Antibacterial market looks to new products as key patents expire
The patent expiries of several key antibiotic products, including drugs from Johnson & Johnson, Sanofi-Aventis, Daiichi-Sankyo, Merck, Abbott, AstraZeneca, and Wyeth, could constrain the antibacterial drug market significantly over the next decade.
The patent expiries of several key antibiotic products, including drugs from Johnson & Johnson, Sanofi-Aventis, Daiichi-Sankyo, Merck, Abbott, AstraZeneca, and Wyeth, could constrain the antibacterial drug market significantly over the next decade.

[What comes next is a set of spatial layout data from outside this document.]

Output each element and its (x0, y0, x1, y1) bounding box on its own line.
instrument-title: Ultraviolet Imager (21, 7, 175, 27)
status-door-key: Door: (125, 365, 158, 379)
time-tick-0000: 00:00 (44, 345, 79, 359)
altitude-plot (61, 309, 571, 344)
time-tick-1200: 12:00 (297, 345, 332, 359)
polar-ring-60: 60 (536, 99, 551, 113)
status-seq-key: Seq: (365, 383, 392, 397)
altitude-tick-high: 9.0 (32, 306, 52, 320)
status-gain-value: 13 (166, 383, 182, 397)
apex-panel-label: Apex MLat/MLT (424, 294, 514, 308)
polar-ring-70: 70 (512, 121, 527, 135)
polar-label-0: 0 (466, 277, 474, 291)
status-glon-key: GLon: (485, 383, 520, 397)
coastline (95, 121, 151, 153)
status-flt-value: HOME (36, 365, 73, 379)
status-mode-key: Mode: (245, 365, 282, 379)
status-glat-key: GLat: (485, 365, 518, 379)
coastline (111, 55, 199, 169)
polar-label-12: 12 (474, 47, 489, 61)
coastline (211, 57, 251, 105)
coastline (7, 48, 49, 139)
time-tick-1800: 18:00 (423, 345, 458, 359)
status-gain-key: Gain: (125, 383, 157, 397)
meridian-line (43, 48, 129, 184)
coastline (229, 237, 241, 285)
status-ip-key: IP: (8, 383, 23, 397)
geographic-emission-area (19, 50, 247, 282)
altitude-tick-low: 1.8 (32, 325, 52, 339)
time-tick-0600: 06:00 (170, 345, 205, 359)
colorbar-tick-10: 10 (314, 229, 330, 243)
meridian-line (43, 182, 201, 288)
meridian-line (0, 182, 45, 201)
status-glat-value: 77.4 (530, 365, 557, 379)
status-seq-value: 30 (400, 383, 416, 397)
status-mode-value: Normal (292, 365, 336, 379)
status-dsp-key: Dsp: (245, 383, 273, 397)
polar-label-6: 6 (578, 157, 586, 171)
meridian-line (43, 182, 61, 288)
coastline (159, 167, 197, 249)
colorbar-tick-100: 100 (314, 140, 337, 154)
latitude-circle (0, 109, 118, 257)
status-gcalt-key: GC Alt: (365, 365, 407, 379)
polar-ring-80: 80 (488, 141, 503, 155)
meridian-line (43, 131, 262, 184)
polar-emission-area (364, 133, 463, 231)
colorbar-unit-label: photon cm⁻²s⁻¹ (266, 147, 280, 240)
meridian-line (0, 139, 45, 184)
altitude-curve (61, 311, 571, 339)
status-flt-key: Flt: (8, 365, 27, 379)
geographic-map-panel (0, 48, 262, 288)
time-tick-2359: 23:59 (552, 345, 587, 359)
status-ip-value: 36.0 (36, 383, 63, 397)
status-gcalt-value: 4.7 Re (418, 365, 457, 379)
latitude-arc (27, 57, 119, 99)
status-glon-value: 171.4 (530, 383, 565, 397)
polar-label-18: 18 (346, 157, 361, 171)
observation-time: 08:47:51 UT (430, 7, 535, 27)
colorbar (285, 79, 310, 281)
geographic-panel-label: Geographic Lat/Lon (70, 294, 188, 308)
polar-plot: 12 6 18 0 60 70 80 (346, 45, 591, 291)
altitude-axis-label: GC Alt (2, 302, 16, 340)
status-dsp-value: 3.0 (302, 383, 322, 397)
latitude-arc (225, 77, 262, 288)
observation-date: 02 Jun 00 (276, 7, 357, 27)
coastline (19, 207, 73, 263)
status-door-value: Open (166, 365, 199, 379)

According to the new Pharmacor report, Emerging Antibacterial Agents, by research and advisory firm Decision Resources, Johnson & Johnson's Levaquin, Sanofi-Aventis's Tavanic, Daiichi-Sankyo's Cravit, Merck's Primaxin, Abbott's Omnicef, AstraZeneca's Merrem, and Wyeth's Zosyn together generated more than $4 billion in sales in 2005. All of these drugs, which represented more than 20% of the entire antibacterial drug market in 2005, will lose patent exclusivity within the next 10 years.
The report also finds that among the most important areas of current and future medical need are antibiotics that are effective against resistant gram- negative pathogens in the hospital setting, as well as novel oral drugs to treat methicillin-resistant Staphylococcus aureus (MRSA).
As the introduction of premium-priced agents to the hospital setting will drive near-term growth of the hospital antibiotic market, several companies are pursuing development of anti-MRSA therapeutic antibodies for use in combination with traditional antibiotics.
"The hospital sector will become more dynamic owing to a number of late-stage antibiotics that have the potential to be introduced over the next several years," said Decision Resources analyst Danielle Drayton. "Pfizer, Cubist, Novartis, Theravance, Johnson & Johnson/Basilea, and Forest have innovative antibacterials that address significant unmet needs for severe resistant infections. The early pipeline is also quite diverse with several early-stage classes of drugs from Affinium, Crystal Genomics, and Novexel that may prove to be the blockbusters of tomorrow."